Comment se construit une politique d'acquisitions dans un musée comme celui-ci ?

Nous avons la chance d'avoir une collection encyclopédique, de l'Antiquité jusqu'à nos jours. Quand je suis arrivée, je faisais des grandes listes. Par exemple, pour le XVIIe siècle, nous avions une collection très prestigieuse mais il y avait une grand absent, c'était Poussin ; le XVIIIe siècle, c'est peut-être le parent pauvre de la collection et je me disais que ce serait bien de posséder un Fragonard, un Watteau. Il y a donc au départ une liste qui est faite, collégialement avec les conservateurs. Ensuite nous profitons des opportunités du marché.
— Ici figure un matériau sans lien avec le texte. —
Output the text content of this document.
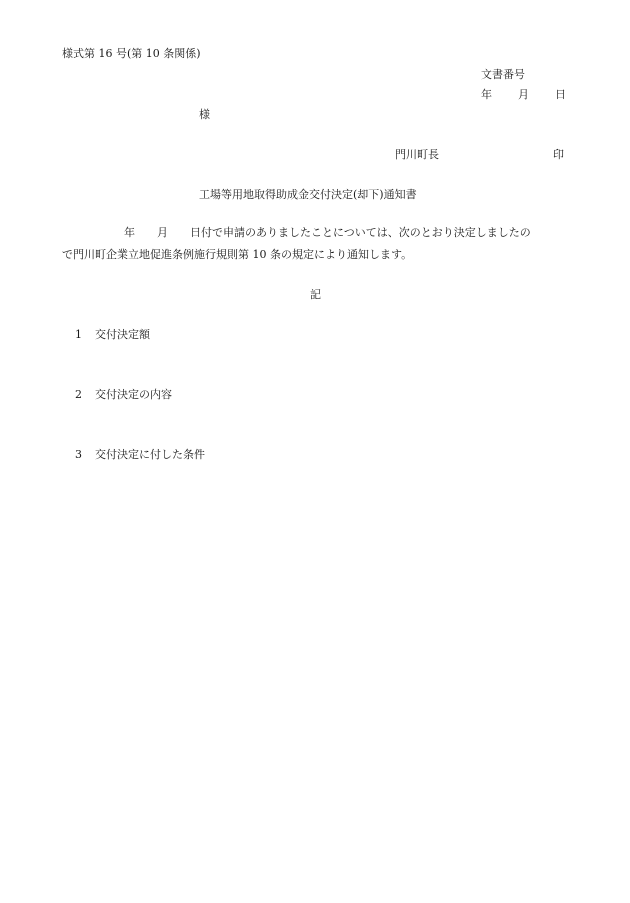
様式第 16 号(第 10 条関係)
文書番号
年 月 日
様
門川町長	印
工場等用地取得助成金交付決定(却下)通知書

年　　月　　日付で申請のありましたことについては、次のとおり決定しましたの

で門川町企業立地促進条例施行規則第 10 条の規定により通知します。

記
1 交付決定額
2 交付決定の内容
3 交付決定に付した条件
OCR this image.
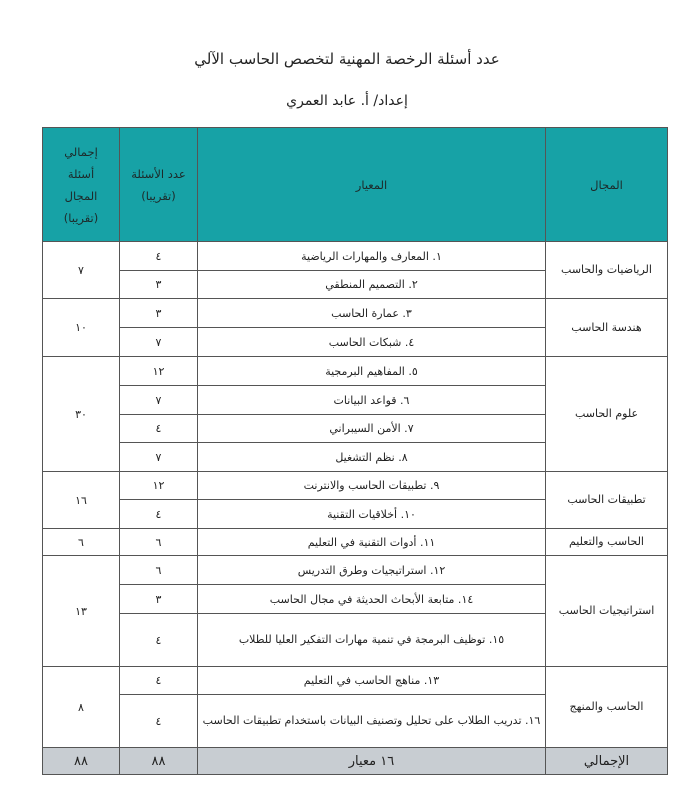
عدد أسئلة الرخصة المهنية لتخصص الحاسب الآلي
إعداد/ أ. عابد العمري
المجال	المعيار	عدد الأسئلة (تقريبا)	إجمالي أسئلة المجال (تقريبا)
الرياضيات والحاسب	١. المعارف والمهارات الرياضية	٤	٧
	٢. التصميم المنطقي	٣	
هندسة الحاسب	٣. عمارة الحاسب	٣	١٠
	٤. شبكات الحاسب	٧	
علوم الحاسب	٥. المفاهيم البرمجية	١٢	٣٠
	٦. قواعد البيانات	٧	
	٧. الأمن السيبراني	٤	
	٨. نظم التشغيل	٧	
تطبيقات الحاسب	٩. تطبيقات الحاسب والانترنت	١٢	١٦
	١٠. أخلاقيات التقنية	٤	
الحاسب والتعليم	١١. أدوات التقنية في التعليم	٦	٦
استراتيجيات الحاسب	١٢. استراتيجيات وطرق التدريس	٦	١٣
	١٤. متابعة الأبحاث الحديثة في مجال الحاسب	٣	
	١٥. توظيف البرمجة في تنمية مهارات التفكير العليا للطلاب	٤	
الحاسب والمنهج	١٣. مناهج الحاسب في التعليم	٤	٨
	١٦. تدريب الطلاب على تحليل وتصنيف البيانات باستخدام تطبيقات الحاسب	٤	
الإجمالي	١٦ معيار	٨٨	٨٨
Les conservateurs et la bibliothèque du musée effectuent une veille, nous allons également à la FIAC, à Maastricht et nous sommes sollicités par des particuliers, des familles d'artistes ou des artistes eux-mêmes. Souvent nous menons plusieurs projets ensemble. Des projets qui aboutissent et d'autres non. Par exemple, nous avons une très grosse collection sur le cubisme, notamment autour d'Albert Gleize et Georges Braque, malheureusement nous n'avons pas de Juan Gris. On nous a proposé il y a quelques mois un tableau important de ce peintre espagnol que nous étions sur le point d'acquérir quand la collection Rockefeller a fait une grande vente ; les prix se sont envolés et le collectionneur n'a plus voulu vendre.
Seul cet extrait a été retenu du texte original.